Habituellement, le moteur de traction est monté entre le châssis de la roue et l'essieu moteur. C'est ce que l'on appelle un "moteur de traction à suspension par le nez". Le problème de ce montage est qu'une partie du poids du moteur se trouve sur l'essieu. Cela entraîne une usure plus rapide de la chenille et du cadre. Les locomotives électriques "bipolaires" construites par General Electric pour la route de Milwaukee avaient des moteurs à entraînement direct. L'arbre rotatif du moteur était également l'axe des roues.
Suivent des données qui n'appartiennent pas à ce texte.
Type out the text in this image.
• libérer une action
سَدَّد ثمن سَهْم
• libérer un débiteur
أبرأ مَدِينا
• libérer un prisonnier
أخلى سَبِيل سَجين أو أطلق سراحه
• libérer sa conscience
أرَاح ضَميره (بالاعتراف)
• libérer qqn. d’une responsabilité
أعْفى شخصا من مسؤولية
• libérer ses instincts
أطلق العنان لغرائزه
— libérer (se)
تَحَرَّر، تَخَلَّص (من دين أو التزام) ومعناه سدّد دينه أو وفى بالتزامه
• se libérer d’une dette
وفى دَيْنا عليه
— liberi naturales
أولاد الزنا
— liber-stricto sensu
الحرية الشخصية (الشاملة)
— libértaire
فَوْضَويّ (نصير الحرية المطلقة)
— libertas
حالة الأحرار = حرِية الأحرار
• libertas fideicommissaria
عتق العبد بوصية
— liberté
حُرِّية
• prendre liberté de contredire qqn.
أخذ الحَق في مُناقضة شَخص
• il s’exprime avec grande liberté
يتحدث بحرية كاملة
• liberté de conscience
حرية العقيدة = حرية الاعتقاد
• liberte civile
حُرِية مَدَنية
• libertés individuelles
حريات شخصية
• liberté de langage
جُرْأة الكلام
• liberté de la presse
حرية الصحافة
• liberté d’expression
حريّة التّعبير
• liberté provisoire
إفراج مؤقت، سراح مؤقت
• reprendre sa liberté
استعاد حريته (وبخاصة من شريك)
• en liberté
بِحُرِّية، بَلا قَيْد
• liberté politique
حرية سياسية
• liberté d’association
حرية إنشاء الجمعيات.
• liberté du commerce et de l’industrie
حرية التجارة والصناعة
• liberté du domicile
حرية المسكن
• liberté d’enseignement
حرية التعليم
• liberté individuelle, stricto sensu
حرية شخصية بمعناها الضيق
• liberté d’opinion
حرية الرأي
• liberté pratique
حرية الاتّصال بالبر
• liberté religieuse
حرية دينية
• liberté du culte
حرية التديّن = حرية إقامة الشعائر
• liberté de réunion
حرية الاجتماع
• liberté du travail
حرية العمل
Le moteur à courant continu est constitué de deux parties : l'induit rotatif et les enroulements de champ fixes. Les enroulements de champ, également appelés stator, entourent l'induit. Les enroulements de champ sont constitués de bobines de fil étroitement enroulées à l'intérieur du boîtier du moteur. L'induit, également appelé rotor, est un autre ensemble de bobines de fil enroulées autour de l'arbre central. L'induit est relié aux enroulements de champ par des balais. Les balais sont des contacts à ressort qui appuient sur le collecteur. Le collecteur envoie l'électricité dans un schéma circulaire vers les enroulements de l'induit. Dans un moteur à enroulement en série, l'induit et les enroulements de champ sont connectés en série. Un moteur à courant continu à enroulement en série a une faible résistance électrique. Lorsqu'une tension est appliquée au moteur, elle produit un fort champ magnétique à l'intérieur du moteur. Cela produit un couple élevé, ce qui est bon pour le démarrage d'un train. Si plus de courant que nécessaire est envoyé au moteur, le couple est trop élevé et les roues tournent. Si trop de courant est envoyé au moteur, il pourrait être endommagé. Des résistances sont utilisées pour limiter le courant lorsque le moteur démarre.
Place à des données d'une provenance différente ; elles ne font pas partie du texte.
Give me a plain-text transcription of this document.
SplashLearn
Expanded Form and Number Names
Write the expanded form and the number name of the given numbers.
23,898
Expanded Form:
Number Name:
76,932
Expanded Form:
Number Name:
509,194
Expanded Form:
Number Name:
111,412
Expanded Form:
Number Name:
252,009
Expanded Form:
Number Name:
Lorsque le moteur à courant continu commence à tourner, les champs magnétiques à l'intérieur commencent à se réunir. Ils créent une tension interne. Cette force électromagnétique (EMF) agit contre la tension envoyée au moteur. La FEM contrôle le flux de courant dans le moteur. Lorsque le moteur accélère, la force électromagnétique diminue. Moins de courant circule dans le moteur, et il produit moins de couple. Le moteur cesse d'augmenter sa vitesse lorsque le couple correspond (est identique) à la traînée du train. Pour accélérer le train, il faut envoyer plus de tension au moteur. Une ou plusieurs résistances sont retirées pour augmenter la tension. Cela augmentera le courant. Le couple augmentera, ainsi que la vitesse du train. Lorsqu'il n'y a plus de résistance dans le circuit, la tension de ligne est appliquée directement au moteur.
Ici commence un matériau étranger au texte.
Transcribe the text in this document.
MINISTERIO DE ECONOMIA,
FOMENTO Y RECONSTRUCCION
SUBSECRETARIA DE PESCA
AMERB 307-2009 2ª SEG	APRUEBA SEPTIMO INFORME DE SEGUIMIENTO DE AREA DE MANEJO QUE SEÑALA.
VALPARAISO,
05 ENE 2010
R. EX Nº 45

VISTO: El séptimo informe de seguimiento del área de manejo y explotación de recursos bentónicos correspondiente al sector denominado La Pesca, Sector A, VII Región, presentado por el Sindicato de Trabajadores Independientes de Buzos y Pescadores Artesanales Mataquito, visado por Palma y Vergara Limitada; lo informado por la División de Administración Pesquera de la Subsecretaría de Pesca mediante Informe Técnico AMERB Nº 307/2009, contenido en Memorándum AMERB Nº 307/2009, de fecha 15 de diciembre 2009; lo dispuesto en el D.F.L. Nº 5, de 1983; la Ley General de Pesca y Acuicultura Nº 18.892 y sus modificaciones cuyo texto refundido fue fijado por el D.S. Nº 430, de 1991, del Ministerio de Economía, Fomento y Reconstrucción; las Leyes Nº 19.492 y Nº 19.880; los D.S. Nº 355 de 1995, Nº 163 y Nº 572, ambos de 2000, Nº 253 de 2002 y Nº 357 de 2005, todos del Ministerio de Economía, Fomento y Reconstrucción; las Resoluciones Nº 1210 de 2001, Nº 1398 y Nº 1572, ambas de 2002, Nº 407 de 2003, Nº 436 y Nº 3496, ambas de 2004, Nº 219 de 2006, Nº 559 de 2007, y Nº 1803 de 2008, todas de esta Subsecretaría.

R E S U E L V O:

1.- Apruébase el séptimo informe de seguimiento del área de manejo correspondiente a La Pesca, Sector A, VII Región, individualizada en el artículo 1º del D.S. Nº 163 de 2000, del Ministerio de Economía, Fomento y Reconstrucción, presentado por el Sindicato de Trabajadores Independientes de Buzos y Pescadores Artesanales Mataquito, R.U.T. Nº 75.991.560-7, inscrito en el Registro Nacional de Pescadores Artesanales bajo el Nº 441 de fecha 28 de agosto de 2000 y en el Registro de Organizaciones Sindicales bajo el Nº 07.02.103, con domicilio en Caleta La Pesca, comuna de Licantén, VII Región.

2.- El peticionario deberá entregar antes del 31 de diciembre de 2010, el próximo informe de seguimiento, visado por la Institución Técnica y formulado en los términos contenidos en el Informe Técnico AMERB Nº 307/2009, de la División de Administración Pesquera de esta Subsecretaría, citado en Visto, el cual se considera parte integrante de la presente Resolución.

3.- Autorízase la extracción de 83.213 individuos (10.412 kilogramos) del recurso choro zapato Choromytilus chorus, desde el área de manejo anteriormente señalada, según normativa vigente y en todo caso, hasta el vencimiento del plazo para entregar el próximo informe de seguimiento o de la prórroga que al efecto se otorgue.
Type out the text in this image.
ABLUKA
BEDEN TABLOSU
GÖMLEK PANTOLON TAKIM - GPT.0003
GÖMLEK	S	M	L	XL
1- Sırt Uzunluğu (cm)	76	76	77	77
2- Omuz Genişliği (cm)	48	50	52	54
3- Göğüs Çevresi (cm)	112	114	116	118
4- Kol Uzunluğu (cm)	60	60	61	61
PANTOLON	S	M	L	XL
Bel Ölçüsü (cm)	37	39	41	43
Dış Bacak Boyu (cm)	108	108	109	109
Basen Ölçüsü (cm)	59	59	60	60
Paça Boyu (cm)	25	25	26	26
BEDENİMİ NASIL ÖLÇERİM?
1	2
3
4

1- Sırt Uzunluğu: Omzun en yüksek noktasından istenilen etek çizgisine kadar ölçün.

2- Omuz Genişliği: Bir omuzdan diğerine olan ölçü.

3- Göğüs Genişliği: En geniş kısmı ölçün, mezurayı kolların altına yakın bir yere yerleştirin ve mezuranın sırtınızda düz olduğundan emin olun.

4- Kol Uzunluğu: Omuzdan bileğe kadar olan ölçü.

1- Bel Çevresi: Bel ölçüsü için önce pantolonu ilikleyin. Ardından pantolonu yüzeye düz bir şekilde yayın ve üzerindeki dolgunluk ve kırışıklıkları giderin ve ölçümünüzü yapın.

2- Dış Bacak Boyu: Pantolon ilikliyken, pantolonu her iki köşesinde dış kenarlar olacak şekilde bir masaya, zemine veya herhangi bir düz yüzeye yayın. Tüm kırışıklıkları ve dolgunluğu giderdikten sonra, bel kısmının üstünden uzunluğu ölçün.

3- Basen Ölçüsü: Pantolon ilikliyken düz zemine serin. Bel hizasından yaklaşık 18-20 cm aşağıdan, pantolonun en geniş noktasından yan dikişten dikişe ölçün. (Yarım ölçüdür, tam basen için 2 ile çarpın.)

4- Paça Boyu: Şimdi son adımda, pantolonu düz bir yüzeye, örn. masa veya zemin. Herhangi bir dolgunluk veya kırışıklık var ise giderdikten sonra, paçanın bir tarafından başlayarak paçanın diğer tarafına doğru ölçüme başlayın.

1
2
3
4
Sur un train électrique, le conducteur devait à l'origine contrôler la vitesse en changeant la résistance manuellement. En 1914, l'accélération automatique était utilisée. Celle-ci était assurée par un relais d'accélération dans le circuit du moteur. C'est ce qu'on appelait souvent un relais d'encochage. Le relais surveillait la chute du courant et contrôlait la résistance. Le conducteur n'avait qu'à sélectionner une vitesse faible, moyenne ou maximale. Ces vitesses sont appelées shunt, série et parallèle en raison de la façon dont les moteurs étaient câblés.
Véhicules routiers
Voir aussi : Véhicule électrique hybride et Véhicule électrique
Traditionnellement, les véhicules routiers (voitures, bus et camions) utilisent des moteurs diesel ou à essence avec une transmission. Dans la dernière partie du XXe siècle, on a commencé à développer des véhicules avec des systèmes de transmission électrique. Ces véhicules ont une source d'électricité provenant de batteries ou de piles à combustible. Ils peuvent également être alimentés par un moteur à combustion interne.
L'utilisation de moteurs électriques présente l'avantage que certains types de moteurs peuvent produire de l'énergie. Ils agissent comme une dynamo lors du freinage. Cela permet d'améliorer l'efficacité du véhicule.